Sim, o capitalismo é, numa linguagem
popular, o encontro da fome com a vontade de comer. Nele, esta
condição pulsional presente na vida de cada ser humano é organizada como
um sistema social que alcançou, na expressão de Benjamin, a
dimensão suprema de um culto organizado e sistemático. O
psicanalista austríaco Otto Fenichel demonstrou como, antes de tudo, a função
real do dinheiro numa sociedade determina o alcance e a intensidade das
tendências pulsionais de retenção. Tais processos acontecem em sociedades
determinadas com estruturas econômicas, sociais e culturais determinadas, com
uma Igreja determinada e, portanto, alcançam dimensões que, levando em conta as
escolhas e histórias individuais, situam-nas num contexto geográfico-temporal
preciso.
Portanto, a “mobilização para a
guerra” que garanta a cada indivíduo o seu “direito supremo à retenção” é o
mantra do capitalismo e “mobiliza a hostilidade como tendência a despojar o
outro, de modo a fazer com que o desejo de fraudar, explorar e frustrar os
outros acabe se convertendo numa autêntica norma cultural.”[8] Essa hostilidade torna-se a base
relacional que se reproduz em todas as relações, mesmo as mais íntimas: assim,
por exemplo, o encontro com o outro ou a outra para a vida amorosa e o casamento
converte-se numa série de cálculos e contratos e precauções para a
possibilidade futura de separação e rompimento.

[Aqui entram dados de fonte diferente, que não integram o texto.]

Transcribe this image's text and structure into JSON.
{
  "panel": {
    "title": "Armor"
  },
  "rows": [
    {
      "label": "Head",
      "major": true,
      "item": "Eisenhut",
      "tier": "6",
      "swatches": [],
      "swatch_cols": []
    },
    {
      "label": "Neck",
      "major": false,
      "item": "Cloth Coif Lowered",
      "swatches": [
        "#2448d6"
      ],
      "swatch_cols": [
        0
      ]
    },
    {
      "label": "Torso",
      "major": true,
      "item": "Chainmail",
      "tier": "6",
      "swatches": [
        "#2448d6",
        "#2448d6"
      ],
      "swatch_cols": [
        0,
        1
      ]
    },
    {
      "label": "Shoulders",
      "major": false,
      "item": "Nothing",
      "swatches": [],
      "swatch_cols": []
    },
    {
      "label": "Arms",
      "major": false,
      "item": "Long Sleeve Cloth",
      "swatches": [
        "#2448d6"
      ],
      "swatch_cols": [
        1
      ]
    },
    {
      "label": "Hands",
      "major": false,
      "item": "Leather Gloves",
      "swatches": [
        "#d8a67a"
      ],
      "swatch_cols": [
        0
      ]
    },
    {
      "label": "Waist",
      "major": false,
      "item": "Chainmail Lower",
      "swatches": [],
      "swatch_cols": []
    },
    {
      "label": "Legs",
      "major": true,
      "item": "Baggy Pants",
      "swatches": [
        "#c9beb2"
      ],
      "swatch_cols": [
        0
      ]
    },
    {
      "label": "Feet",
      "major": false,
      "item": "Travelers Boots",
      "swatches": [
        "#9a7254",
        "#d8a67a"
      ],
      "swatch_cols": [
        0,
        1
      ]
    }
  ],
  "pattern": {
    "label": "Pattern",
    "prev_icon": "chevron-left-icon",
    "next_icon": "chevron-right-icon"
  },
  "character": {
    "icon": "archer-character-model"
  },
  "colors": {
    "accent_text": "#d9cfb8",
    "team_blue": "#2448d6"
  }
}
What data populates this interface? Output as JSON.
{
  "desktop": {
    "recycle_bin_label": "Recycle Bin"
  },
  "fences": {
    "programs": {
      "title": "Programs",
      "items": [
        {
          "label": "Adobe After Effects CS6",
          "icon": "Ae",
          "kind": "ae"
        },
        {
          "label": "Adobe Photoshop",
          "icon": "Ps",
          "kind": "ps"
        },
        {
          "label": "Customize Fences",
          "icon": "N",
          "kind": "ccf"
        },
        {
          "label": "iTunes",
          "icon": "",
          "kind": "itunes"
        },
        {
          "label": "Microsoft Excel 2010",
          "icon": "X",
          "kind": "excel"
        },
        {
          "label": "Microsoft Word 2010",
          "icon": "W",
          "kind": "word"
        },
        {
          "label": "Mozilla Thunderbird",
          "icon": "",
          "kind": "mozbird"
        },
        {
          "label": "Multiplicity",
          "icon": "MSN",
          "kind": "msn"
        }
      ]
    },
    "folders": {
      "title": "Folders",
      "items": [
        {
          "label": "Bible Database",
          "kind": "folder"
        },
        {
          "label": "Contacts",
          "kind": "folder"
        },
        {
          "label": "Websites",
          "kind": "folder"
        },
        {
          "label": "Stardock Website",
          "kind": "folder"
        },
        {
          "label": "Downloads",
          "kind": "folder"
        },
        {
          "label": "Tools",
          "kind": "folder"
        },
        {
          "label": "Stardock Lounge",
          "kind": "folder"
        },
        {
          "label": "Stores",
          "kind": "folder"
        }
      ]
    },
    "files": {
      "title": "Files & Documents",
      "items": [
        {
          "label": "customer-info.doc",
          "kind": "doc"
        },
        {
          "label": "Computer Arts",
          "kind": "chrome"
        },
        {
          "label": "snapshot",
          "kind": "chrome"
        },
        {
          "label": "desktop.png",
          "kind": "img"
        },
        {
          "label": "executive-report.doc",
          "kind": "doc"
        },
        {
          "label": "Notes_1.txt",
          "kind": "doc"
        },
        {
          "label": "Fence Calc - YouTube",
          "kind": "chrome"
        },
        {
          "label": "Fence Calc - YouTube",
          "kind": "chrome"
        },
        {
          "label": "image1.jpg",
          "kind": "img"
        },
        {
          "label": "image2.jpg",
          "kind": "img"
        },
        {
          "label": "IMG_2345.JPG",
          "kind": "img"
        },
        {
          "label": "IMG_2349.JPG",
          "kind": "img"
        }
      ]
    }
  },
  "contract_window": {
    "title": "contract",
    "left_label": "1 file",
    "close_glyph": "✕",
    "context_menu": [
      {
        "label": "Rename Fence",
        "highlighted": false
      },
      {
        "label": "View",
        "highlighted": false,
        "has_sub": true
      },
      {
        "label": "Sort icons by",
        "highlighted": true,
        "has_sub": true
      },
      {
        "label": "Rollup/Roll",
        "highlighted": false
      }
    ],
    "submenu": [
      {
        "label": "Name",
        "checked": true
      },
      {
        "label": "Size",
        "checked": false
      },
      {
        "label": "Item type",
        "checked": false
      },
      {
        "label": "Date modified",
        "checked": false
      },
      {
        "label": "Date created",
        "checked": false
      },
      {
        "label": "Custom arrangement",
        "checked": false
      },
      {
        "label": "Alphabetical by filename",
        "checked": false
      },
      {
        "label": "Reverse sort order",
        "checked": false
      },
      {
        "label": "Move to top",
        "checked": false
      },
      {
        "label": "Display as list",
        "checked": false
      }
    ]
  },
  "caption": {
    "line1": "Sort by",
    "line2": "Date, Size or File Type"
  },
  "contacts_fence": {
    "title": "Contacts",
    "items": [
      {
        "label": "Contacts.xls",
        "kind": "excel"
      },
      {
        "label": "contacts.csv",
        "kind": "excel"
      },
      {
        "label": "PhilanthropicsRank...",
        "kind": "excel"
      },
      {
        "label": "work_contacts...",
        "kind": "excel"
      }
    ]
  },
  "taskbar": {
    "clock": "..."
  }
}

A dissonância absoluta entre o amor
pelo dinheiro e o amor a Deus proclamada por Jesus e como ela atinge dimensões
dramáticas no interior de um sistema que no qual o dinheiro ocupa o lugar de
Deus. Trata-se de uma incompatibilidade radical, apesar de todos os esforços
dos rigoristas e integristas católicos, dos neopentecostais e outros cristãos
para amenizar as palavras de Jesus e relativizá-las: “Não é possível amar a
Deus, isto é, amar a generosidade, a entrega, a solidariedade, a compaixão e a
misericórdia e ao mesmo tempo amar o dinheiro, isto é, amar o tomar tudo para
si, a acumulação que é a base de toda a injustiça e de todo o desamor: fome,
guerra, exploração, morte etc.”[9]
É o que tem feito seguidamente o Papa
Francisco. Uma das marcas de seu pontificado é a denúncia da submissão ao
Deus-dinheiro. A primeira vez em que explicitou sua postura foi dois
meses depois de sua posse. Em maio de 2013, ele afirmou, num discurso (ver em http://www.ihu.unisinos.br/noticias/520267-nao-ao-fetichismo-do-dinheiro-e-a-ditadura-da-economia-afirma-papa-francisco) que indicou a revolução nascente no Vaticano,
que no capitalismo “criamos novos ídolos; a adoração do antigo bezerro de ouro
encontrou uma nova e impiedosa imagem no fetichismo do dinheiro e na ditadura
da economia sem rosto nem propósito verdadeiramente humanos” e que a base deste
culto ao Deus-dinheiro está “na relação que temos com o dinheiro, em aceitar o
seu domínio sobre nós e sobre as nossas sociedades”. Três anos depois,
numa entrevista (ver em http://www.ihu.unisinos.br/558971-o-deus-dinheiro-o-primeiro-terrorismo-segundo-o-papa-francisco-entrevista-com-remi-brague), em agosto de 2016, o Papa acentuou: “No centro da
economia mundial está o deus Dinheiro, e não a pessoa, o homem e a mulher”.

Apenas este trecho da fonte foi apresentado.